翻译这个Eratosthenes筛网的Java实现？

Question

This is a program in Java which implements the Sieve or Eratosthenes by storing the array of booleans as an array of bits. I have never coded in Java before, but the general idea is easy to understand. However, I cannot understand how the getBit and setBit functions work? I am guessing that the getBit function creates a bitmask with the bit i set to 1 and does bitwise AND between the mask and the array? However, I'm not really understanding the details (eg. why i is right shifted by 4 before being passed as index to array, and why MEMORY_SIZE is equal to MAX right shifted by 4).

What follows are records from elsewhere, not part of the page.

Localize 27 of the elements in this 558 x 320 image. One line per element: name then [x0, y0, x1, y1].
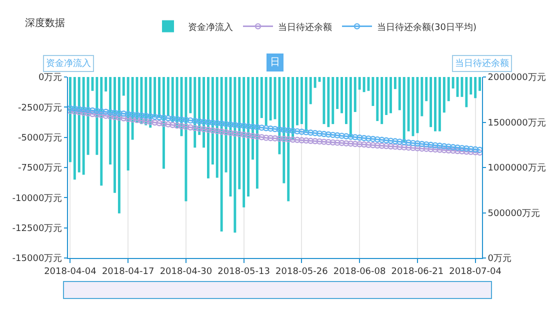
y2-tick-label: 1500000万元: [488, 117, 546, 128]
y2-tick-label: 0万元: [488, 253, 512, 264]
legend-label: 当日待还余额: [278, 22, 332, 33]
y-tick-label: -10000万元: [12, 192, 62, 204]
y-tick-label: -12500万元: [12, 222, 62, 234]
y-tick-label: -5000万元: [18, 132, 62, 144]
x-tick-label: 2018-04-17: [102, 266, 154, 277]
chart-title: 深度数据: [25, 16, 66, 29]
y2-tick-label: 2000000万元: [488, 72, 546, 84]
legend-label: 当日待还余额(30日平均): [377, 22, 476, 33]
y-tick-label: 0万元: [38, 72, 62, 84]
y2-tick-label: 1000000万元: [488, 162, 546, 174]
x-tick-label: 2018-06-21: [391, 266, 444, 277]
x-tick-label: 2018-07-04: [449, 266, 502, 277]
y-tick-label: -2500万元: [18, 102, 62, 114]
y2-axis-title: 当日待还余额: [455, 58, 509, 69]
x-tick-label: 2018-06-08: [333, 266, 386, 277]
x-tick-label: 2018-05-26: [276, 266, 328, 277]
text: 日: [270, 57, 280, 68]
y2-tick-label: 500000万元: [488, 208, 540, 219]
y-tick-label: -7500万元: [18, 162, 62, 174]
x-tick-label: 2018-05-13: [218, 266, 270, 277]
x-tick-label: 2018-04-04: [44, 266, 97, 277]
y-axis-title: 资金净流入: [46, 58, 91, 69]
legend-label: 资金净流入: [188, 22, 233, 33]
y-tick-label: -15000万元: [12, 253, 62, 264]
x-tick-label: 2018-04-30: [160, 266, 212, 277]
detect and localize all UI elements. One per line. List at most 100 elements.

Please explain the each step of getBit and setBit in words, and if possible an equivalent implementation in Python?

private static final long MAX = 1000000000L;
private static final long SQRT_MAX = (long) Math.sqrt(MAX) + 1;
private static final int MEMORY_SIZE = (int) (MAX >> 4);
private static byte[] array = new byte[MEMORY_SIZE];
//--//
for (long i = 3; i < SQRT_MAX; i += 2) {
  if (!getBit(i)) {
    long j = (i * i);
    while (j < MAX) {
      setBit(j);
      j += (2 * i);
    }
  }
}
//--//
public static boolean getBit(long i) {
  byte block = array[(int) (i >> 4)];
  byte mask = (byte) (1 << ((i >> 1) & 7));
  return ((block & mask) != 0);
}

public static void setBit(long i) {
  int index = (int) (i >> 4);
  byte block = array[index];
  byte mask = (byte) (1 << ((i >> 1) & 7));
  array[index] = (byte) (block | mask);
} 

Answer 1

Some notes in advance:

• (i >> 4) divides i by 16, which is the index of the block (of 8 bits) in array that contains the i -th bit
• (i >> 1) divides i by 2
• 7 in binary code is 111
• ((i >> 1) & 7) means "the three rightmost bits of i / 2 ", which is a number between 0 and 7 (inclusive)
• (1 << ((i >> 1) & 7)) is a bit shifted to the left between 0 and 7 times ( 00000001 , 00000010 , ..., 10000000 ). This is the bit mask to set/get the bit of interest from the selected block.

getBit(i) explained

1. First line selects the 8-bit-block (ie a byte ) in which the bit of interest is located.
2. Second line calculates a bit mask with exactly one bit set. The position of the set bit is the same as the one of the bit of interest within the 8-bit-block.
3. Third line extracts the bit of interest using an bitwise AND, returning true if this bit is 1 .

setBit(i) explained

1. Calculation of the 8-bit-block and the bit mask is equivalent to getBit
2. The difference is that a bitwise OR is used to set the bit of interest.

Edit

To your first question:

It almost makes sense now, can you please explain why we are able to find the position of the bit cooresponding to the number i by shifting a bit left ((i >> 1) & 7) times? In other words, i understand what the operation is doing, but why does this give us the correct bit position?

I think this is because of the optimized nature of the algorithm. Since i is incremented in steps of 2, it is sufficient to use half of the bits (since the others would be set anyway). Thus, i can be divided by 2 to calculate the number of necessary bit shifts.

Regarding your second question:

Also, just to clarify, the reason we increment j by 2*i after each call to setBit is because we only need to set the bits cooresponding to odd multiples of i, right?

Yes, because according to https://en.wikipedia.org/wiki/Sieve_of_Eratosthenes :

Another refinement is to initially list odd numbers only, (3, 5, ..., n), and count in increments of 2p in step 3, thus marking only odd multiples of p.

Your algorithm starts with 3, increments i by 2, and counts in increments of 2*i .

I hope this helps!